When a home is ‘enemy property’
The Hindu
Faisal Azim Abbasi and others face uncertainty as government auctions 'enemy properties' across India, impacting generations of occupants.
Faisal Azim Abbasi, 48, is worried for himself and his joint family of eight. He has been getting notices to sign an 11-month license agreement with the Custodian of Enemy Property for India (CEPI), a department under the Ministry of Home Affairs, formed after the Indo-Pak war of 1965 and the two Indo-China wars in 1962 and 1967.
Abbasi has known no other home other than the single-storey, 800-square-foot space in Lucknow’s Maulviganj. The house, popularly known as Zareef Manzil or Lal Kothi, has been inhabited by his family for four generations.
“My grandfather took the property on rent from the Raja of Mahmudabad in the late 1930s,” says Abbasi. They paid ₹16 and 8 annas (50 paise). In 1957, the erstwhile raja moved to Pakistan and took citizenship there.
Abbasi is among hundreds of residents across India who occupy ‘Enemy Properties’, declared thus after the Enemy Property Act, 1968, came into being.

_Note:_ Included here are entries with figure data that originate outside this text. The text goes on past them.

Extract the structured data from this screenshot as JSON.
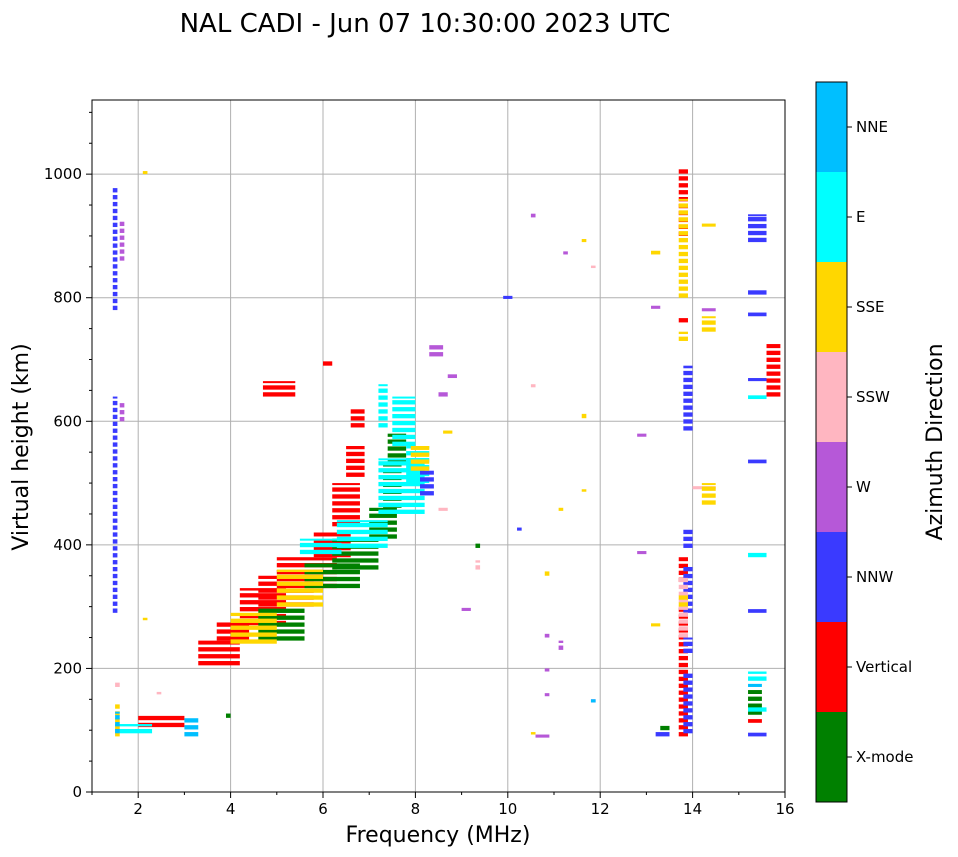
{
  "chart_data": {
    "type": "scatter",
    "title": "NAL CADI - Jun 07 10:30:00 2023 UTC",
    "xlabel": "Frequency (MHz)",
    "ylabel": "Virtual height (km)",
    "xlim": [
      1.0,
      16.0
    ],
    "ylim": [
      0,
      1120
    ],
    "xticks": [
      2,
      4,
      6,
      8,
      10,
      12,
      14,
      16
    ],
    "yticks": [
      0,
      200,
      400,
      600,
      800,
      1000
    ],
    "grid": true,
    "colorbar": {
      "title": "Azimuth Direction",
      "categories": [
        {
          "name": "X-mode",
          "color": "#008000"
        },
        {
          "name": "Vertical",
          "color": "#ff0000"
        },
        {
          "name": "NNW",
          "color": "#3a3aff"
        },
        {
          "name": "W",
          "color": "#b658d8"
        },
        {
          "name": "SSW",
          "color": "#ffb6c1"
        },
        {
          "name": "SSE",
          "color": "#ffd700"
        },
        {
          "name": "E",
          "color": "#00ffff"
        },
        {
          "name": "NNE",
          "color": "#00bfff"
        }
      ]
    },
    "bins": {
      "freq_width": 0.1,
      "height_width": 7
    },
    "series": [
      {
        "name": "Vertical",
        "segments": [
          [
            2.0,
            3.0,
            105,
            125
          ],
          [
            3.3,
            4.2,
            205,
            245
          ],
          [
            3.7,
            4.4,
            245,
            275
          ],
          [
            4.2,
            5.2,
            270,
            330
          ],
          [
            4.6,
            5.8,
            300,
            350
          ],
          [
            5.0,
            6.3,
            330,
            380
          ],
          [
            5.8,
            6.6,
            380,
            420
          ],
          [
            6.2,
            6.8,
            430,
            500
          ],
          [
            6.5,
            6.9,
            510,
            560
          ],
          [
            6.6,
            6.9,
            590,
            620
          ],
          [
            4.7,
            5.4,
            640,
            665
          ],
          [
            6.0,
            6.2,
            690,
            700
          ],
          [
            13.7,
            13.9,
            90,
            300
          ],
          [
            13.7,
            13.9,
            340,
            380
          ],
          [
            13.7,
            13.9,
            760,
            770
          ],
          [
            13.7,
            13.9,
            900,
            1010
          ],
          [
            15.6,
            15.9,
            640,
            725
          ],
          [
            15.2,
            15.5,
            112,
            118
          ]
        ]
      },
      {
        "name": "X-mode",
        "segments": [
          [
            4.6,
            5.6,
            245,
            300
          ],
          [
            5.6,
            6.8,
            330,
            370
          ],
          [
            6.2,
            7.2,
            360,
            410
          ],
          [
            7.0,
            7.6,
            410,
            460
          ],
          [
            7.3,
            7.7,
            460,
            530
          ],
          [
            7.4,
            7.8,
            530,
            580
          ],
          [
            15.2,
            15.5,
            125,
            165
          ],
          [
            13.3,
            13.5,
            100,
            110
          ],
          [
            3.9,
            4.0,
            120,
            128
          ],
          [
            9.3,
            9.4,
            395,
            405
          ]
        ]
      },
      {
        "name": "E",
        "segments": [
          [
            5.5,
            6.4,
            385,
            410
          ],
          [
            6.3,
            7.4,
            395,
            440
          ],
          [
            7.2,
            8.2,
            450,
            540
          ],
          [
            7.8,
            8.3,
            500,
            560
          ],
          [
            7.5,
            8.0,
            560,
            640
          ],
          [
            7.2,
            7.4,
            590,
            660
          ],
          [
            15.2,
            15.6,
            180,
            195
          ],
          [
            15.2,
            15.6,
            380,
            388
          ],
          [
            15.2,
            15.6,
            636,
            642
          ],
          [
            15.2,
            15.6,
            130,
            140
          ],
          [
            1.5,
            2.3,
            95,
            110
          ]
        ]
      },
      {
        "name": "NNW",
        "segments": [
          [
            13.8,
            14.0,
            585,
            690
          ],
          [
            13.8,
            14.0,
            395,
            425
          ],
          [
            13.8,
            14.0,
            290,
            365
          ],
          [
            13.8,
            14.0,
            225,
            250
          ],
          [
            13.8,
            14.0,
            95,
            195
          ],
          [
            13.2,
            13.5,
            90,
            100
          ],
          [
            15.2,
            15.6,
            90,
            96
          ],
          [
            15.2,
            15.6,
            290,
            296
          ],
          [
            15.2,
            15.6,
            532,
            538
          ],
          [
            15.2,
            15.6,
            665,
            670
          ],
          [
            15.2,
            15.6,
            770,
            776
          ],
          [
            15.2,
            15.6,
            805,
            815
          ],
          [
            15.2,
            15.6,
            890,
            935
          ],
          [
            1.45,
            1.55,
            290,
            640
          ],
          [
            1.45,
            1.55,
            780,
            980
          ],
          [
            8.1,
            8.4,
            480,
            520
          ],
          [
            9.9,
            10.1,
            798,
            803
          ],
          [
            10.2,
            10.3,
            423,
            428
          ],
          [
            11.8,
            11.9,
            145,
            150
          ]
        ]
      },
      {
        "name": "W",
        "segments": [
          [
            8.3,
            8.6,
            705,
            725
          ],
          [
            8.5,
            8.7,
            640,
            650
          ],
          [
            8.7,
            8.9,
            670,
            676
          ],
          [
            14.2,
            14.5,
            778,
            783
          ],
          [
            13.1,
            13.3,
            782,
            787
          ],
          [
            12.8,
            13.0,
            575,
            580
          ],
          [
            12.8,
            13.0,
            385,
            390
          ],
          [
            10.6,
            10.9,
            88,
            93
          ],
          [
            10.8,
            10.9,
            195,
            200
          ],
          [
            10.8,
            10.9,
            155,
            160
          ],
          [
            10.8,
            10.9,
            250,
            256
          ],
          [
            11.1,
            11.2,
            230,
            245
          ],
          [
            10.5,
            10.6,
            930,
            936
          ],
          [
            9.0,
            9.2,
            293,
            298
          ],
          [
            11.2,
            11.3,
            870,
            875
          ],
          [
            1.6,
            1.7,
            600,
            630
          ],
          [
            1.6,
            1.7,
            860,
            925
          ]
        ]
      },
      {
        "name": "SSW",
        "segments": [
          [
            9.3,
            9.4,
            360,
            375
          ],
          [
            14.0,
            14.5,
            490,
            495
          ],
          [
            13.7,
            13.9,
            250,
            350
          ],
          [
            8.5,
            8.7,
            455,
            460
          ],
          [
            10.5,
            10.6,
            655,
            660
          ],
          [
            11.8,
            11.9,
            848,
            852
          ],
          [
            1.5,
            1.6,
            170,
            180
          ],
          [
            2.4,
            2.5,
            158,
            162
          ]
        ]
      },
      {
        "name": "SSE",
        "segments": [
          [
            4.0,
            5.0,
            240,
            290
          ],
          [
            5.0,
            6.0,
            300,
            360
          ],
          [
            7.9,
            8.3,
            520,
            560
          ],
          [
            13.7,
            13.9,
            800,
            960
          ],
          [
            13.7,
            13.9,
            730,
            745
          ],
          [
            14.2,
            14.5,
            745,
            770
          ],
          [
            14.2,
            14.5,
            915,
            920
          ],
          [
            14.2,
            14.5,
            465,
            500
          ],
          [
            13.1,
            13.3,
            870,
            876
          ],
          [
            13.1,
            13.3,
            268,
            273
          ],
          [
            11.6,
            11.7,
            605,
            612
          ],
          [
            11.6,
            11.7,
            486,
            490
          ],
          [
            11.6,
            11.7,
            890,
            895
          ],
          [
            11.1,
            11.2,
            455,
            460
          ],
          [
            10.8,
            10.9,
            350,
            358
          ],
          [
            10.5,
            10.6,
            93,
            97
          ],
          [
            8.6,
            8.8,
            580,
            585
          ],
          [
            1.5,
            1.6,
            90,
            145
          ],
          [
            2.1,
            2.2,
            278,
            282
          ],
          [
            2.1,
            2.2,
            1000,
            1005
          ],
          [
            13.7,
            13.9,
            300,
            320
          ]
        ]
      },
      {
        "name": "NNE",
        "segments": [
          [
            3.0,
            3.3,
            90,
            120
          ],
          [
            1.5,
            1.6,
            95,
            130
          ],
          [
            15.2,
            15.5,
            170,
            175
          ],
          [
            11.8,
            11.9,
            145,
            150
          ]
        ]
      }
    ]
  }
}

The Act enabled the state to regulate and appropriate real estate belonging to those who had left India and got citizenship of countries it has gone to war with: Pakistan and China.
Now, the Union government has begun to e-auction many of the 12,611 properties across the country, out of which 126 belong to Chinese citizens. Uttar Pradesh has the maximum number, at 6,041, followed by West Bengal at 4,354. Lucknow itself has 361 such properties, with 105 occupied, the highest in U.P. and all in disrepair. Shamli district has 482, Sitapur 378, Muzaffarnagar has 274, and Budaun 250, besides the others.
These ‘enemy properties’ could be “any property that belongs to, is held or managed on behalf of an enemy, an enemy subject, or an enemy firm”. The word “enemy” signifies any country that has committed an act of aggression or declared war against the Union of India, and “property” is immovable assets and all negotiable instruments such as shares, debentures, and other commerce.
Abbasi’s grandfather, Matloob Alam, signed the original lease and the family was told on September 24, 1966, via a letter from the then Sub-Divisional Magistrate (SDO), Lucknow, S.S. Nigam that the building they lived in had become ‘enemy property’, and was owned by the state. “I, SDO Lucknow hereby direct Shri Matloob Alam, the occupant of the property, to pay monthly rent, dues etc. to Tehsildar Lucknow with immediate effect,” the letter had said.